Lawmakers Back Banks in FDIC Brokered Deposit Fight

WASHINGTON — Following industry objections to how the Federal Deposit Insurance Corp. defines brokered deposits, a House panel heard testimony Tuesday on a series of bills that would amend the definition.

The FDIC raises premiums for banks with a high level of brokered deposits, reflecting the agency's view that such funds are less "sticky" than a traditional deposit account and could fuel overly risky growth. Yet some banks have protested recent FDIC's revisions to the brokered classification, which they say expand the definition to those that do not deserve it. Those affected include prepaid card accounts and reciprocal deposits.

"Inevitably this leads to an increase in costs and less choices for consumers as banks commit additional resources to compliance rather than their customers," Rep. Scott Tipton, R-Colo., said of classifying certain prepaid accounts as brokered at the hearing of the Housing Financial Services Committee. He has authored a bill to exempt prepaid card funds deposited at a bank from the brokered definition.

In 2014, the FDIC released a Frequently Asked Questions document clarifying its position on which deposits are brokered, but the industry claimed that in some cases the guidance revised the definition and in effect penalized certain forms of funding that are actually stable. Some banks, such as MetaBank — a subsidiary of Meta Financial Group headquartered in Sioux Falls, S.D. — with a large prepaid card operation reported having to reclassify deposits as brokered.

Banks have also criticized the FDIC's recent treatment of reciprocal deposits. Reciprocal deposit services such as Promontory Interfinancial Network allow banks to insure deposits greater than the FDIC's $250,000 maximum by participating in a network in which funds are placed in smaller increments at participating institutions.

"The bank gets the benefit of obtaining a large deposit from a local customer, funds that can be put to work in its community," said Ronald Paul, chairman and chief executive of the $6.4 billion-asset EagleBank headquartered in Bethesda, Md., in his prepared remarks on behalf of the Independent Community Bankers of America. "These funds might otherwise go to a large bank outside the community or to a money market fund."

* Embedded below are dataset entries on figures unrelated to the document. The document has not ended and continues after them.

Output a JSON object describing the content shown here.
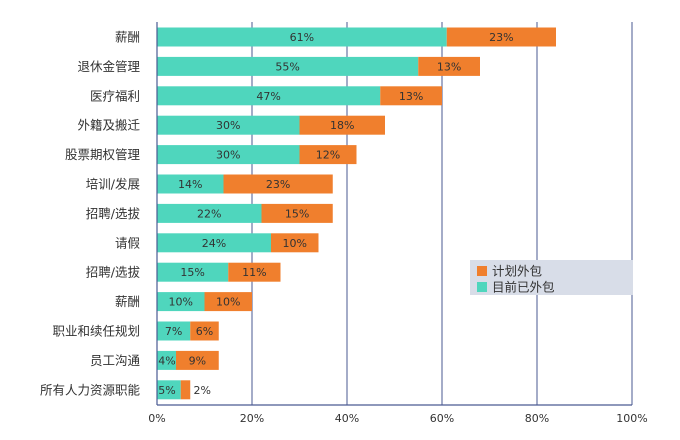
{
  "chart_data": {
    "type": "bar",
    "orientation": "horizontal",
    "stacked": true,
    "categories": [
      "薪酬",
      "退休金管理",
      "医疗福利",
      "外籍及搬迁",
      "股票期权管理",
      "培训/发展",
      "招聘/选拔",
      "请假",
      "招聘/选拔",
      "薪酬",
      "职业和续任规划",
      "员工沟通",
      "所有人力资源职能"
    ],
    "series": [
      {
        "name": "目前已外包",
        "color": "#4fd6bd",
        "values": [
          61,
          55,
          47,
          30,
          30,
          14,
          22,
          24,
          15,
          10,
          7,
          4,
          5
        ],
        "labels": [
          "61%",
          "55%",
          "47%",
          "30%",
          "30%",
          "14%",
          "22%",
          "24%",
          "15%",
          "10%",
          "7%",
          "4%",
          "5%"
        ]
      },
      {
        "name": "计划外包",
        "color": "#f07f2d",
        "values": [
          23,
          13,
          13,
          18,
          12,
          23,
          15,
          10,
          11,
          10,
          6,
          9,
          2
        ],
        "labels": [
          "23%",
          "13%",
          "13%",
          "18%",
          "12%",
          "23%",
          "15%",
          "10%",
          "11%",
          "10%",
          "6%",
          "9%",
          "2%"
        ]
      }
    ],
    "xlim": [
      0,
      100
    ],
    "xticks": [
      "0%",
      "20%",
      "40%",
      "60%",
      "80%",
      "100%"
    ],
    "xtick_values": [
      0,
      20,
      40,
      60,
      80,
      100
    ],
    "grid": true,
    "legend_position": "right",
    "legend_order": [
      "计划外包",
      "目前已外包"
    ]
  }
}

One bill that has gained traction would provide a limited exemption for reciprocal deposits from the brokered definition. The legislation, introduced by Reps. Gwen Moore, D-Wis., and Tom Emmer, R-Minn., has strong bipartisan support, including from the top Democrat on the committee, Rep. Maxine Waters of California.

Yet Norbert Michel, a research fellow in financial regulations at Heritage Foundation, said he objects to the bill. "The bill essentially provides a regulatory carve-out for a type of brokered deposit," he said.

"Markets have evolved such that deposit brokers now use FDIC insurance to back wholesale funding for banks. This sort of operation was clearly not the original intent behind FDIC insurance and perpetuating it suggests that we should federally back all sources of funds for banks simply for the purposes of supplying credit," said Michel.

Meanwhile, Tipton said in a statement that his bill on prepaid card accounts "keeps prepaid products available by excluding the funds from regulations that would make it too expensive for banks to offer the products to consumers."

Brad Fauss, president and CEO of the Network Branded Prepaid Card Association, called the bill "a proactive solution to the improper treatment of prepaid cards by the FDIC."

"We look forward to working with Rep. Tipton and other members of Congress to see this important bill become law," Fauss added.

The hearing also included discussion of a bill introduced in July by Moore and Rep. Roger Williams, R-Texas, that would benefit Kasasa, an Austin, Texas, company that connects customers to community banks. The bill would exempt certain retail deposits from the brokered deposit definition if the customer has another account with the bank.

"This common-sense bill provides a simple clarification that enables community banks to offer advanced banking services and innovative financial products via third-party service providers without the fear of increased regulation or having those customer deposits be deemed brokered," Williams said during the hearing.